Friday 21 April 2023

April 21st

Vitry-le-François to Pargny 

19 kms, 7 locks, more than 6 hours

It should have been a short day today.  

Our saloon full of boxes

A sad sight just outside the port, an abandoned British boat, post Brexit probably 

We set off soon after 9.00, sunny, calm and a positively balmy 9C, but at the very first lock we got stuck.  The lower gates opened (we are now going uphill), the lock filled, and nothing, the top gates did not open.  We didn't have a phone number for this canal so I climbed off and pressed the "emergency" button that every lock has to put you in contact with Central control point.  It worked but I am vertically challenged, i.e short, and the loud speaker was way up high and I battled to hear what the very polite gentleman was trying to tell me.  But, he got the gist, and 30 minutes later he, himself, arrived, to help us out.  The first thing he said is "You speak very good French".  Blow me down, I was gobsmacked.  

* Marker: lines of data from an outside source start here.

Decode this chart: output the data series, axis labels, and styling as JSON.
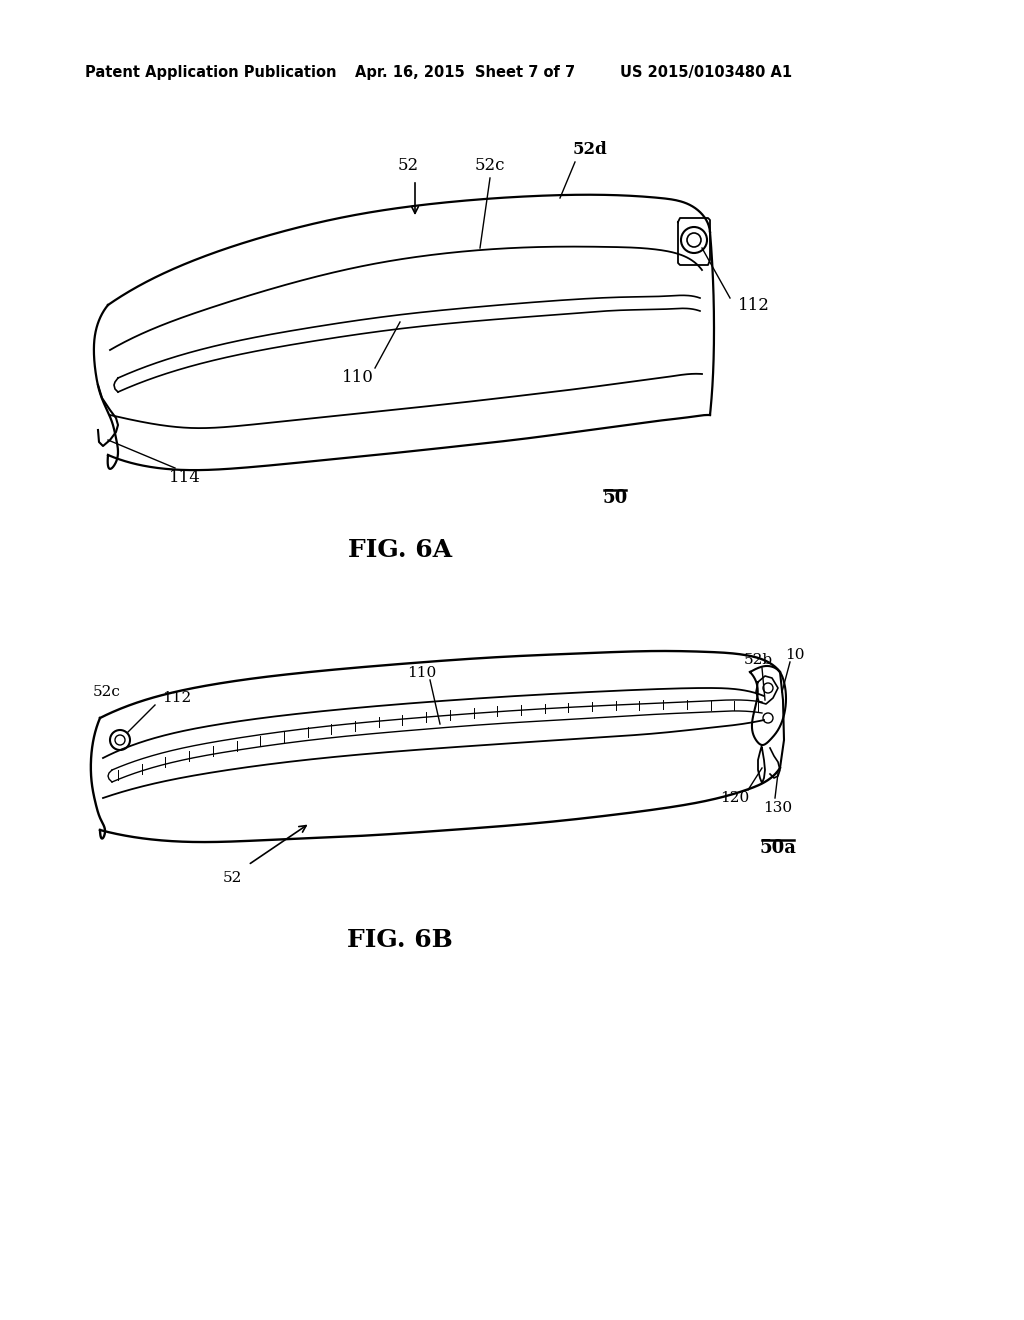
{
  "bg_color": "#ffffff",
  "header_left": "Patent Application Publication",
  "header_center": "Apr. 16, 2015  Sheet 7 of 7",
  "header_right": "US 2015/0103480 A1",
  "fig6a_title": "FIG. 6A",
  "fig6b_title": "FIG. 6B",
  "fig6a_ref": "50",
  "fig6b_ref": "50a",
  "text_color": "#000000",
  "line_color": "#000000",
  "header_fontsize": 10.5,
  "fig_title_fontsize": 18,
  "label_fontsize": 12
}
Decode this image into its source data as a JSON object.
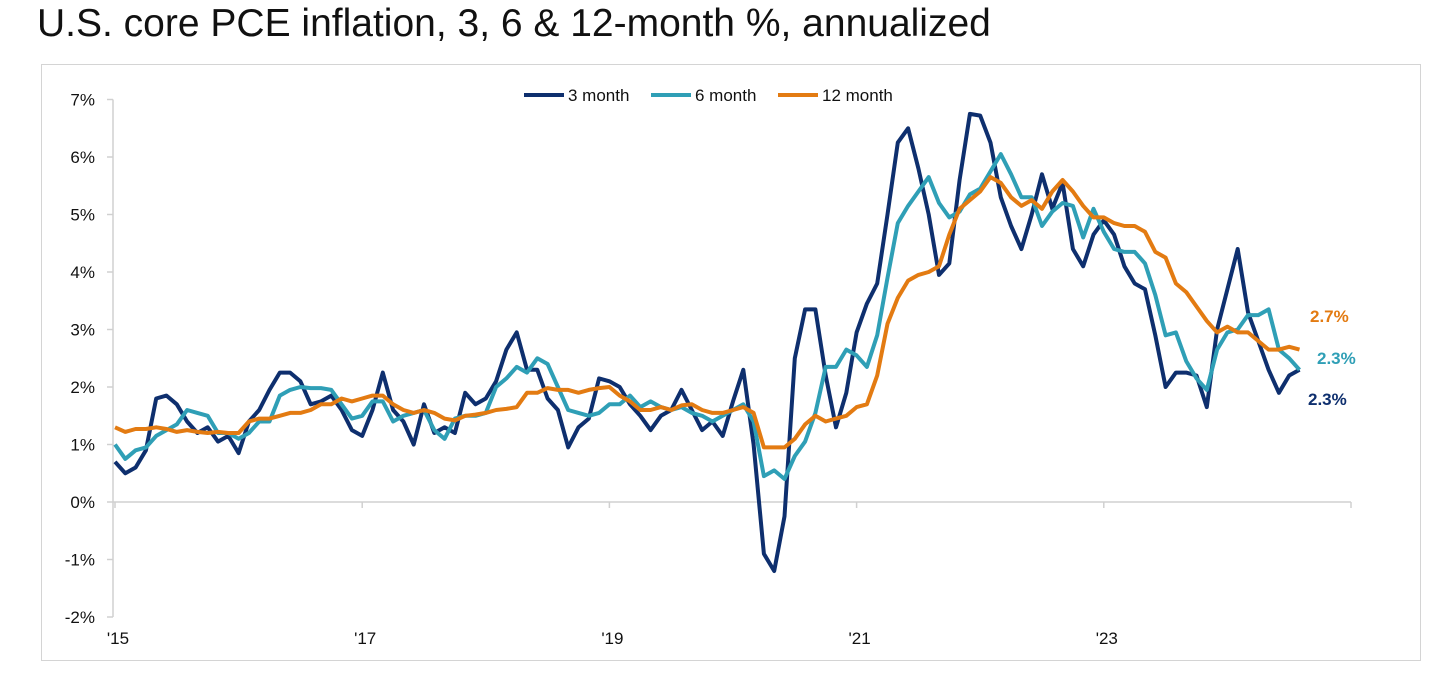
{
  "title": "U.S. core PCE inflation, 3, 6 & 12-month %, annualized",
  "chart_data": {
    "type": "line",
    "title": "U.S. core PCE inflation, 3, 6 & 12-month %, annualized",
    "xlabel": "",
    "ylabel": "",
    "frequency": "monthly",
    "x_start": "2015-01",
    "x_end": "2024-08",
    "xlim": [
      "2015-01",
      "2025-01"
    ],
    "ylim": [
      -2,
      7
    ],
    "y_ticks": [
      -2,
      -1,
      0,
      1,
      2,
      3,
      4,
      5,
      6,
      7
    ],
    "y_tick_labels": [
      "-2%",
      "-1%",
      "0%",
      "1%",
      "2%",
      "3%",
      "4%",
      "5%",
      "6%",
      "7%"
    ],
    "x_ticks": [
      2015,
      2017,
      2019,
      2021,
      2023,
      2025
    ],
    "x_tick_labels": [
      "'15",
      "'17",
      "'19",
      "'21",
      "'23",
      ""
    ],
    "grid": false,
    "legend_placement": "top-center",
    "series": [
      {
        "name": "3 month",
        "color": "#0e2f6e",
        "values": [
          0.7,
          0.5,
          0.6,
          0.9,
          1.8,
          1.85,
          1.7,
          1.4,
          1.2,
          1.3,
          1.05,
          1.15,
          0.85,
          1.4,
          1.6,
          1.95,
          2.25,
          2.25,
          2.1,
          1.7,
          1.75,
          1.85,
          1.6,
          1.25,
          1.15,
          1.6,
          2.25,
          1.6,
          1.4,
          1.0,
          1.7,
          1.2,
          1.3,
          1.2,
          1.9,
          1.7,
          1.8,
          2.1,
          2.65,
          2.95,
          2.3,
          2.3,
          1.8,
          1.6,
          0.95,
          1.3,
          1.45,
          2.15,
          2.1,
          2.0,
          1.7,
          1.5,
          1.25,
          1.5,
          1.6,
          1.95,
          1.6,
          1.25,
          1.4,
          1.15,
          1.75,
          2.3,
          1.0,
          -0.9,
          -1.2,
          -0.25,
          2.5,
          3.35,
          3.35,
          2.2,
          1.3,
          1.9,
          2.95,
          3.45,
          3.8,
          5.0,
          6.25,
          6.5,
          5.8,
          5.0,
          3.95,
          4.15,
          5.6,
          6.75,
          6.72,
          6.25,
          5.3,
          4.8,
          4.4,
          5.0,
          5.7,
          5.1,
          5.55,
          4.4,
          4.1,
          4.65,
          4.9,
          4.65,
          4.1,
          3.8,
          3.7,
          2.9,
          2.0,
          2.25,
          2.25,
          2.2,
          1.65,
          3.0,
          3.7,
          4.4,
          3.3,
          2.8,
          2.3,
          1.9,
          2.2,
          2.3
        ],
        "end_label": "2.3%"
      },
      {
        "name": "6 month",
        "color": "#2f9fb6",
        "values": [
          1.0,
          0.75,
          0.9,
          0.95,
          1.15,
          1.25,
          1.35,
          1.6,
          1.55,
          1.5,
          1.2,
          1.2,
          1.1,
          1.2,
          1.4,
          1.4,
          1.85,
          1.95,
          2.0,
          1.98,
          1.98,
          1.95,
          1.7,
          1.45,
          1.5,
          1.75,
          1.75,
          1.4,
          1.5,
          1.55,
          1.6,
          1.25,
          1.1,
          1.45,
          1.5,
          1.5,
          1.55,
          2.0,
          2.15,
          2.35,
          2.25,
          2.5,
          2.4,
          2.0,
          1.6,
          1.55,
          1.5,
          1.55,
          1.7,
          1.7,
          1.85,
          1.65,
          1.75,
          1.65,
          1.6,
          1.65,
          1.55,
          1.5,
          1.4,
          1.5,
          1.6,
          1.7,
          1.4,
          0.45,
          0.55,
          0.4,
          0.8,
          1.05,
          1.55,
          2.35,
          2.35,
          2.65,
          2.55,
          2.35,
          2.9,
          3.9,
          4.85,
          5.15,
          5.4,
          5.65,
          5.2,
          4.95,
          5.05,
          5.35,
          5.45,
          5.75,
          6.05,
          5.7,
          5.3,
          5.3,
          4.8,
          5.05,
          5.2,
          5.15,
          4.6,
          5.1,
          4.7,
          4.4,
          4.35,
          4.35,
          4.15,
          3.6,
          2.9,
          2.95,
          2.45,
          2.15,
          1.95,
          2.65,
          2.95,
          3.0,
          3.25,
          3.25,
          3.35,
          2.65,
          2.5,
          2.3
        ],
        "end_label": "2.3%"
      },
      {
        "name": "12 month",
        "color": "#e37b12",
        "values": [
          1.3,
          1.22,
          1.27,
          1.27,
          1.3,
          1.27,
          1.22,
          1.25,
          1.22,
          1.2,
          1.22,
          1.2,
          1.2,
          1.4,
          1.45,
          1.45,
          1.5,
          1.55,
          1.55,
          1.6,
          1.7,
          1.7,
          1.8,
          1.75,
          1.8,
          1.85,
          1.85,
          1.7,
          1.6,
          1.55,
          1.6,
          1.55,
          1.45,
          1.42,
          1.5,
          1.52,
          1.55,
          1.6,
          1.62,
          1.65,
          1.9,
          1.9,
          1.98,
          1.95,
          1.95,
          1.9,
          1.95,
          1.98,
          2.0,
          1.85,
          1.75,
          1.6,
          1.6,
          1.65,
          1.6,
          1.68,
          1.7,
          1.6,
          1.55,
          1.55,
          1.6,
          1.65,
          1.55,
          0.95,
          0.95,
          0.95,
          1.1,
          1.35,
          1.5,
          1.4,
          1.45,
          1.5,
          1.65,
          1.7,
          2.2,
          3.1,
          3.55,
          3.85,
          3.95,
          4.0,
          4.1,
          4.65,
          5.1,
          5.25,
          5.4,
          5.65,
          5.55,
          5.3,
          5.15,
          5.25,
          5.1,
          5.4,
          5.6,
          5.4,
          5.15,
          4.95,
          4.95,
          4.85,
          4.8,
          4.8,
          4.7,
          4.35,
          4.25,
          3.8,
          3.65,
          3.4,
          3.15,
          2.95,
          3.05,
          2.95,
          2.95,
          2.8,
          2.65,
          2.65,
          2.7,
          2.65
        ],
        "end_label": "2.7%"
      }
    ]
  }
}
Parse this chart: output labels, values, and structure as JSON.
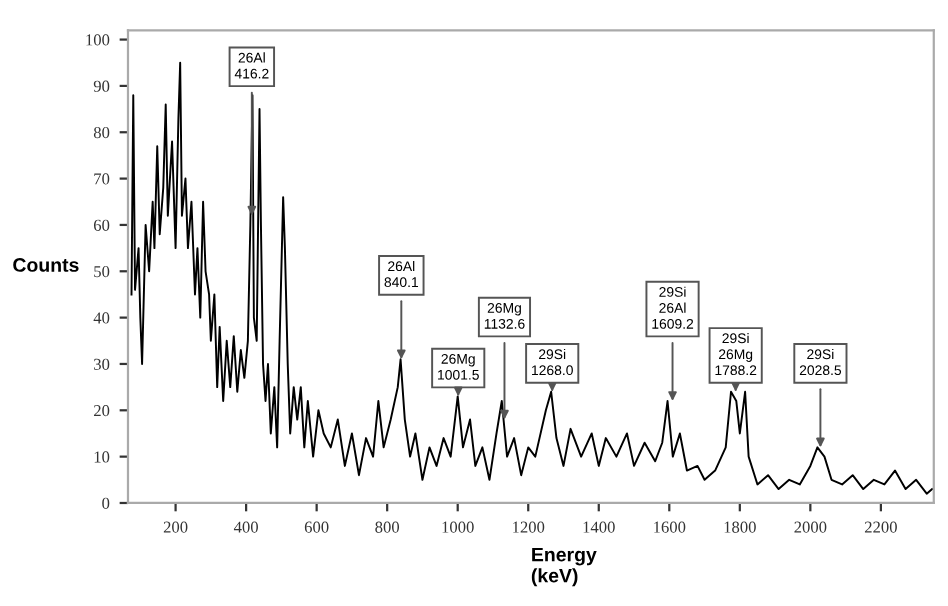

As we approached the second lock we saw another pleasure cruiser ahead of us, waiting for a big commercial barge to exit the lock.  From then on we shared the locks with the German cruiser but both of us had to slow up for the commercial, fully laden.  They are huge, and cumbersome, and slow.  They travel at 4km per hour and we at 8 km per hour.  Plus they take forever to slow down, manoeuvre in and out of locks, and speed up again.  But if it wasn't for them these canals would not exist so we just have deal with it.  The biggest problem is that they churn up the weed into small fragments that block engine cooler inlet and the toilet. An hour or so later there was quay where we could tie up and just wait for a couple of hours till he had got far enough ahead of us.  



The barge ahead of us

Pretty canal

A very tight fit, no wonder they take so much time to enter and exit the locks
We have stopped in a lovely halte nautique between 2 locks just 400m apart, with water and electricity but you do have to pay for the privilege, and there are two, yes two, bakeries in the village. There was already another pleasure boat tied up here, a small traditional barge, now a private pleasure cruiser.  Late in the afternoon I saw a commercial barge come through the the lower lock and then heard the church bells chiming for 7pm when the locks close.  Sure enough the upper lock lights went out and he was trapped.  Nowhere for a big barge to tie up.  But the smaller pleasure barge called him alongside to tie and here he is just a few metres astern of us

The bad news is he will be leaving at 7 in the morning and we can't go through the locks till 9, so an hour or so later we will catch up with him and have the same problem we had today.  I guess we will not make it our intended destination tomorrow.